Our last post gave you the first steps to planning your next video campaign in record time — a single workday! Here’s the conclusion, and thanks for checking back in!
So you’ve got the morning out of the way, and you’re in the process of gathering up a valuable store of data about your video’s audience…
12:15 pm – Refer to your own data: 30 minutes.
If you’ve produced videos before, you should have a great deal of data that will be able to tell you, simply and quickly, what people visiting your site or viewing your videos have responded to best.
12:45 pm – Analyze your data and choose a topic: 15 minutes.
Knowing what you now know about your target audience’s interests and behavior, narrow your list of topics down to the one that will likely get the best response based on your research.
1:00 pm – Break for lunch: 60 minutes.
Good work so far. You’re halfway there. Combine protein and carbs for the best recovery and brain-energy boost, and get back to work.
2:00 pm – Refine your video idea: 30 minutes.
Now that you’ve got your topic and a lot of information in front of you, spend half an hour brainstorming what your video should ideally include, and try to get a basic outline in place.
2:30 pm – Storyboard: 60 – 90 minutes.
Storyboarding is the pretty straightforward process of breaking your video into visual or modular steps in order to plan production efficiently. You can do it using pen and paper, or you can you a program like StoryBoard Pro — this is totally up to you.
Based on your brainstorm and outline from the last step, break your video down into camera shots, and draw or render a simple image for each shot that communicates what that shot might look like.
Then, make note of practical points crucial to each shot, for example what verbal content needs to be delivered, how long the shot should last, location or setting, props you’ll need, special effects, subtitles or anything else to be added in post-production, and so on. Being fairly detailed will help you in the last steps of the planning process (see Resources, below).
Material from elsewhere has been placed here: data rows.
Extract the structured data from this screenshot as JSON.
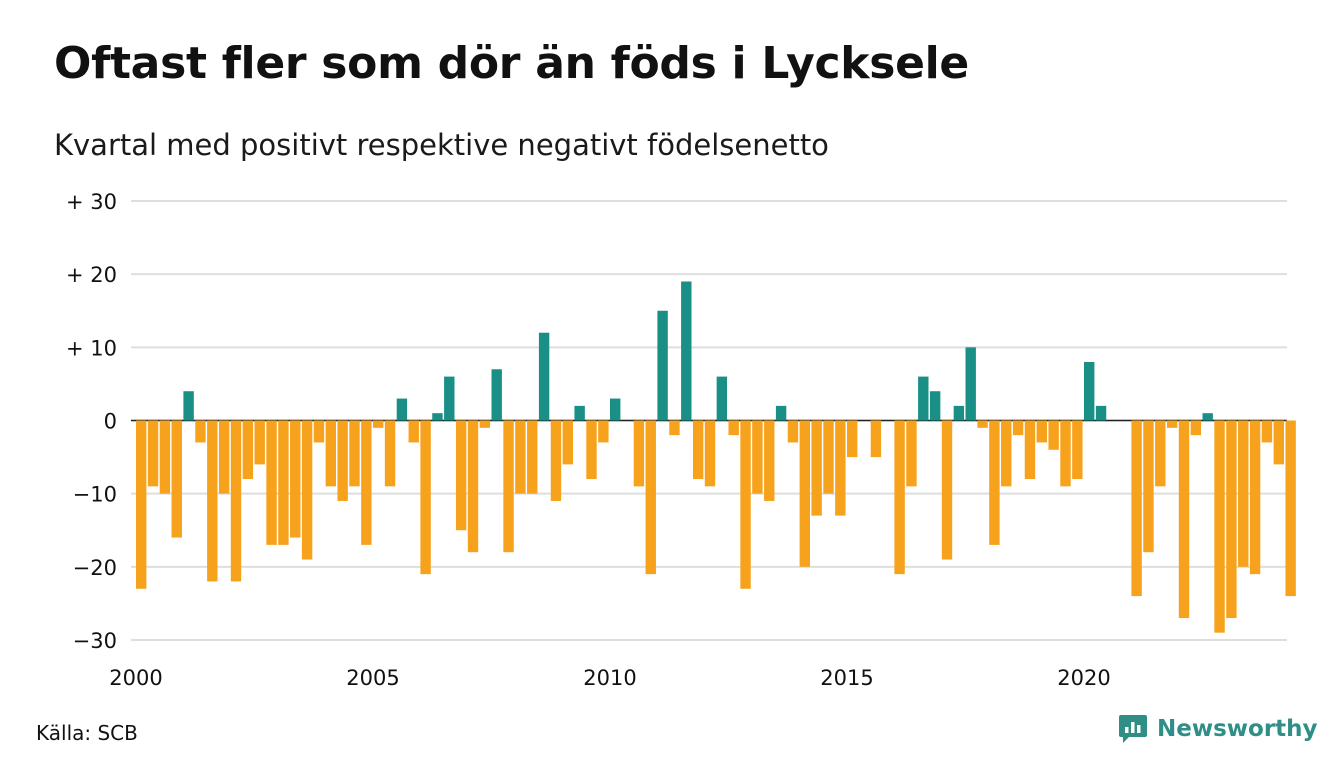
{
  "header": {
    "title": "Oftast fler som dör än föds i Lycksele",
    "subtitle": "Kvartal med positivt respektive negativt födelsenetto"
  },
  "footer": {
    "source": "Källa: SCB",
    "brand": "Newsworthy",
    "brand_icon": "chart-bubble-icon"
  },
  "colors": {
    "positive": "#1a8f86",
    "negative": "#f7a21c",
    "grid": "#dedede",
    "text": "#111111",
    "brand": "#2f8f87"
  },
  "chart_data": {
    "type": "bar",
    "x_start": 2000,
    "periods_per_year": 4,
    "x_ticks": [
      "2000",
      "2005",
      "2010",
      "2015",
      "2020"
    ],
    "y_ticks": [
      "+ 30",
      "+ 20",
      "+ 10",
      "0",
      "−10",
      "−20",
      "−30"
    ],
    "ylim": [
      -30,
      30
    ],
    "grid": true,
    "values": [
      -23,
      -9,
      -10,
      -16,
      4,
      -3,
      -22,
      -10,
      -22,
      -8,
      -6,
      -17,
      -17,
      -16,
      -19,
      -3,
      -9,
      -11,
      -9,
      -17,
      -1,
      -9,
      3,
      -3,
      -21,
      1,
      6,
      -15,
      -18,
      -1,
      7,
      -18,
      -10,
      -10,
      12,
      -11,
      -6,
      2,
      -8,
      -3,
      3,
      0,
      -9,
      -21,
      15,
      -2,
      19,
      -8,
      -9,
      6,
      -2,
      -23,
      -10,
      -11,
      2,
      -3,
      -20,
      -13,
      -10,
      -13,
      -5,
      0,
      -5,
      0,
      -21,
      -9,
      6,
      4,
      -19,
      2,
      10,
      -1,
      -17,
      -9,
      -2,
      -8,
      -3,
      -4,
      -9,
      -8,
      8,
      2,
      0,
      0,
      -24,
      -18,
      -9,
      -1,
      -27,
      -2,
      1,
      -29,
      -27,
      -20,
      -21,
      -3,
      -6,
      -24
    ]
  }
}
4:00 pm – Dynamic rest: 30 minutes.
Your energy is fading. Run up and down the nearest staircase. Get some herbal tea. And then go find a teammate or the nearest person who has ten minutes and run the video concept by them, requesting constructive feedback.
3:50 pm – Refine your storyboard. 10 minutes.
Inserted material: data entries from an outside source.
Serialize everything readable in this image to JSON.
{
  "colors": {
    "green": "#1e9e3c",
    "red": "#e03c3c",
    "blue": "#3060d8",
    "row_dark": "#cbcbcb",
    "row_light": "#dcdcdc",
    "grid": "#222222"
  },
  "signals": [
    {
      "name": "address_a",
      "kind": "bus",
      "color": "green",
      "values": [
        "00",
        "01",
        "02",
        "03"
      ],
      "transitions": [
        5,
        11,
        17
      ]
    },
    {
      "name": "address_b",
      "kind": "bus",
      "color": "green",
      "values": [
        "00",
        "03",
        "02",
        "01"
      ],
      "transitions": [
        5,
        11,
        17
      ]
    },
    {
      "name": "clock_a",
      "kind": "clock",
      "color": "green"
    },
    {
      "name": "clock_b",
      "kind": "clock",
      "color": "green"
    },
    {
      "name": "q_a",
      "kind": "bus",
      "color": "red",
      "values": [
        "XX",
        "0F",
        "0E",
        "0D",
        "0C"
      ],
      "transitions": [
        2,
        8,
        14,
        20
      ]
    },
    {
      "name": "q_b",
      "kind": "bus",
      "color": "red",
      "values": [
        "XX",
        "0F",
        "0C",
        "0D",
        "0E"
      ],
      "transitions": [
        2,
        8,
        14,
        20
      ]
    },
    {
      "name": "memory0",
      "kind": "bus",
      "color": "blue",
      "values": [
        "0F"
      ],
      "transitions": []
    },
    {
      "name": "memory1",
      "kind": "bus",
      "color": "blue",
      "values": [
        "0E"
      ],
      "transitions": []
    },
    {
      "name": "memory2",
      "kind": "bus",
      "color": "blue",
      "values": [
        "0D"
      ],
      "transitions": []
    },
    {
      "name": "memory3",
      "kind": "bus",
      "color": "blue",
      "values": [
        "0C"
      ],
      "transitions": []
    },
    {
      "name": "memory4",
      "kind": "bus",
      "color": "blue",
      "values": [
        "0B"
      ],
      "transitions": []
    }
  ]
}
Based on feedback from your team, get your video down to its leanest: cut things that don’t work and refine details to make your video truly pop.
4:00 pm – Resources: 30 minutes
Now go through your storyboard and list everything you’ll need for video production, from filming equipment to makeup to lighting to video editing software. Then write out a production schedule for filming, and call your team, because you’ve got a video to make!
Note: The one thing that’s missing here is scripting. Unfortunately, depending on the type of video, it’s hard to guess how long scripting will take. Some videos rely on team interviews, visuals, or ad-libbing, so scripting isn’t intensive. However, videos with a lot of verbal or textual content may take time to script.
That’s your video planning day, with an hour to spare! Be sure to let us know how it worked for you!